Closed branch push behavior?

Chuck.Kirschman at bentley.com Chuck.Kirschman at bentley.com
Mon Dec 5 15:52:29 CST 2011


Unfortunately for me, the user read the helpful message, pushed the branch to the server, which as you state makes it permanent.  It's been pulled by many, and trying to get the genie back into the bottle is nigh on impossible.  Is there any way to prevent it in the future?  A server configuration?  Or do I need to cook up a commit extension?

Thanks
chuck

-----Original Message-----
From: Matt Mackall [mailto:mpm at selenic.com] 
Sent: Monday, December 05, 2011 4:49 PM
To: Chuck Kirschman
Cc: mercurial at selenic.com
Subject: Re: Closed branch push behavior?

On Mon, 2011-12-05 at 16:09 -0500, Chuck.Kirschman at bentley.com wrote:
> I tried to push some changes from one repo to another and it 
> complained that it would create new branches, even though the branch 
> in question is closed.  Is that the expected behavior?  "Hg branches"
> doesn't show it, so it is pretty confusing to figure it out, and it 
> isn't creating an open branch.  I'm using 1.9.3.
> 
> [D:\foo]hg --debug push
> pushing to http://foo.bar.com/foo
> searching for changes
> abort: push creates new remote branches: wip_unicode!
> (use 'hg push --new-branch' to create new remote branches)
> 
> [D:\foo]hg branches
> default                     3187:fa2769398873
> 
> [D:\foo]hg branches -c
> default                     3187:fa2769398873
> wip_unicode                 3108:2426340ca7ae (closed)

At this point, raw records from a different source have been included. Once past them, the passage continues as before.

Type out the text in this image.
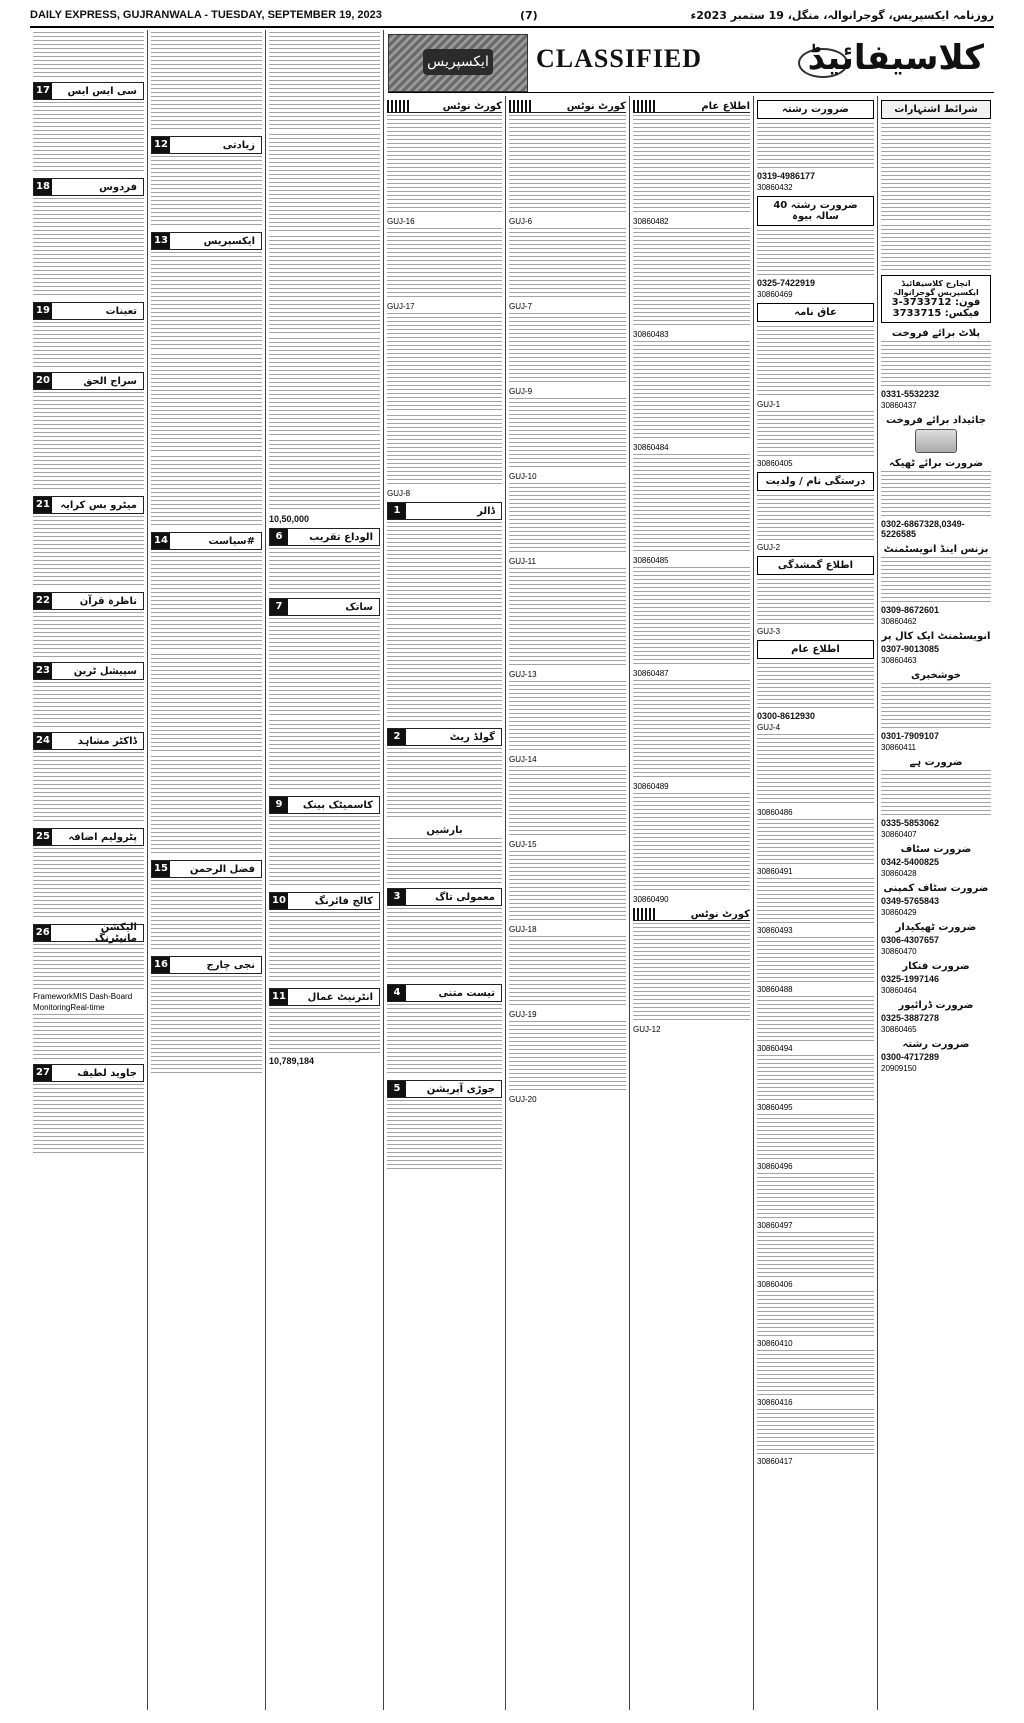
DAILY EXPRESS, GUJRANWALA - TUESDAY, SEPTEMBER 19, 2023	(7)	روزنامہ ایکسپریس، گوجرانوالہ، منگل، 19 ستمبر 2023ء
ایکسپریس CLASSIFIED	کلاسیفائیڈ
سی ایس ایس
17
فردوس
18
تعینات
19
سراج الحق
20
میٹرو بس کرایہ
21
ناظرہ قرآن
22
سپیشل ٹرین
23
ڈاکٹر مشاہد
24
پٹرولیم اضافہ
25
الیکشن مانیٹرنگ
26
FrameworkMIS Dash-Board
MonitoringReal-time
جاوید لطیف
27
زیادتی
12
ایکسپریس
13
#سیاست
14
فضل الرحمن
15
نجی چارج
16
10,50,000
الوداع تقریب
6
ساتک
7
کاسمیٹک بینک
9
کالج فائرنگ
10
انٹرنیٹ عمال
11
10,789,184
کورٹ نوٹس
GUJ-16
GUJ-17
GUJ-8
ڈالر
1
گولڈ ریٹ
2
بارشیں
معمولی تاگ
3
تیست متنی
4
جوڑی آپریشن
5
کورٹ نوٹس
GUJ-6
GUJ-7
GUJ-9
GUJ-10
GUJ-11
GUJ-13
GUJ-14
GUJ-15
GUJ-18
GUJ-19
GUJ-20
اطلاع عام
30860482
30860483
30860484
30860485
30860487
30860489
30860490
کورٹ نوٹس
GUJ-12
ضرورت رشتہ
0319-4986177
30860432
ضرورت رشتہ 40 سالہ بیوہ
0325-7422919
30860469
عاق نامہ
GUJ-1
30860405
درستگی نام / ولدیت
GUJ-2
اطلاع گمشدگی
GUJ-3
اطلاع عام
0300-8612930
GUJ-4
30860486
30860491
30860493
30860488
30860494
30860495
30860496
30860497
30860406
30860410
30860416
30860417
شرائط اشتہارات
انچارج کلاسیفائیڈ ایکسپریس گوجرانوالہ
فون: 3733712-3
فیکس: 3733715
پلاٹ برائے فروخت
0331-5532232
30860437
جائیداد برائے فروخت
ضرورت برائے ٹھیکہ
0302-6867328,0349-5226585
بزنس اینڈ انویسٹمنٹ
0309-8672601
30860462
انویسٹمنٹ ایک کال پر
0307-9013085
30860463
خوشخبری
0301-7909107
30860411
ضرورت ہے
0335-5853062
30860407
ضرورت سٹاف
0342-5400825
30860428
ضرورت سٹاف کمپنی
0349-5765843
30860429
ضرورت ٹھیکیدار
0306-4307657
30860470
ضرورت فنکار
0325-1997146
30860464
ضرورت ڈرائیور
0325-3887278
30860465
ضرورت رشتہ
0300-4717289
20909150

I think this is the intended behavior. The message:

 abort: push creates new remote branches: wip_unicode!

..is correct in that a branch that only exists locally will be pushed to the remote server. Since Mercurial's branches become permanent components of history, this serves to make sure you don't inadvertently publish permanent history that you don't intend to. Whether or not it's "closed", it's still published by push. So you should either simply use --new-branch as hinted, or destroy the unwanted branch locally and not do that again.

--
Mathematics is the supreme nostalgia of our time.